No universo da física quântica e da eletrostática, a resposta para o motivo de o próton ser positivo reside em uma convenção histórica e científica. Na prática, a matéria apresenta um comportamento intrigante: partículas como prótons e elétrons se atraem mutuamente, mas dois prótons se repelem entre si, assim como ocorre entre dois elétrons. Essa força de atração e repulsão é o que chamamos de carga elétrica.

Para organizar o estudo desses fenômenos, os cientistas precisavam batizar essas forças opostas. O cientista Benjamin Franklin foi um dos pioneiros a propor os termos que usamos hoje. Ficou convencionado que a carga do próton seria chamada de positiva e a do elétron, de negativa. Trata-se de uma escolha de nomenclatura: se tivessem invertido os nomes no passado, o próton seria "negativo" hoje, sem que suas propriedades físicas reais mudassem.

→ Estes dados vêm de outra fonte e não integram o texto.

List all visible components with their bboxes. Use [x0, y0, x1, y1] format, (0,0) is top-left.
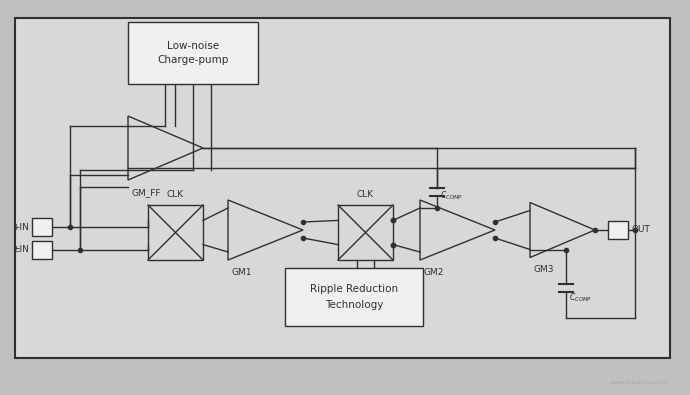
Bar — [32, 218, 52, 236]
Polygon shape — [128, 116, 203, 180]
Text: Charge-pump: Charge-pump — [157, 55, 228, 65]
Text: OUT: OUT — [632, 226, 651, 235]
Bar — [32, 241, 52, 259]
Text: +IN: +IN — [12, 222, 29, 231]
Text: ±IN: ±IN — [12, 246, 29, 254]
Bar — [285, 268, 423, 326]
Text: $C_{COMP}$: $C_{COMP}$ — [569, 292, 592, 305]
Text: CLK: CLK — [167, 190, 184, 199]
Text: $C_{COMP}$: $C_{COMP}$ — [440, 190, 463, 203]
Text: Low-noise: Low-noise — [167, 41, 219, 51]
Bar — [338, 205, 393, 260]
Text: Technology: Technology — [325, 300, 383, 310]
Bar — [608, 221, 628, 239]
Bar — [148, 205, 203, 260]
Polygon shape — [420, 200, 495, 260]
Text: GM2: GM2 — [423, 268, 444, 277]
Polygon shape — [530, 203, 595, 258]
Bar — [128, 22, 258, 84]
Text: GM_FF: GM_FF — [131, 188, 161, 197]
Text: www.elecfans.com: www.elecfans.com — [609, 380, 668, 385]
Bar — [15, 18, 670, 358]
Polygon shape — [228, 200, 303, 260]
Text: CLK: CLK — [357, 190, 374, 199]
Text: Ripple Reduction: Ripple Reduction — [310, 284, 398, 294]
Text: GM3: GM3 — [533, 265, 553, 275]
Text: GM1: GM1 — [231, 268, 251, 277]
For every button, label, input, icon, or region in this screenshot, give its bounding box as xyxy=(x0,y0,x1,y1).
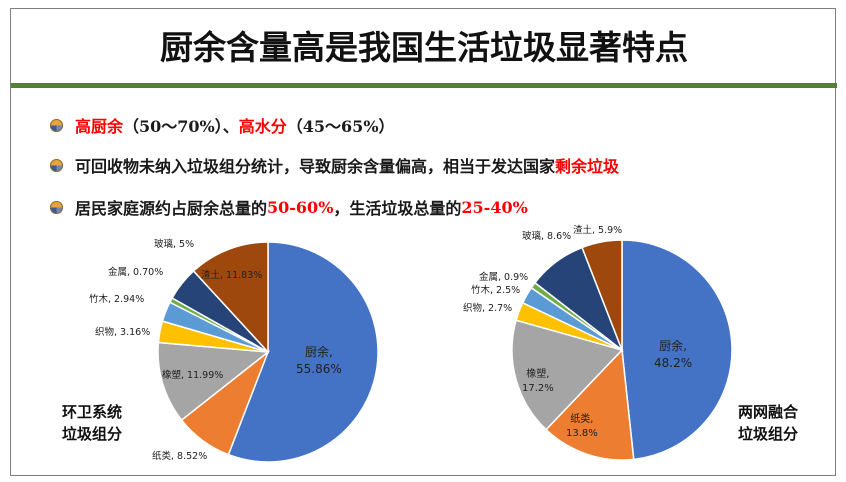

Olhando mais de perto, a física moderna revela que essa carga positiva não é por acaso. O próton é composto por partículas ainda menores chamadas quarks — especificamente dois quarks up (cada um com carga +2/3) e um quark down (com carga -1/3). A soma matemática dessas frações resulta exatamente na carga elétrica líquida de +1. Portanto, o próton é positivo tanto por uma definição prática da ciência para explicar a eletricidade quanto pela própria receita de subpartículas que o alicerça na natureza.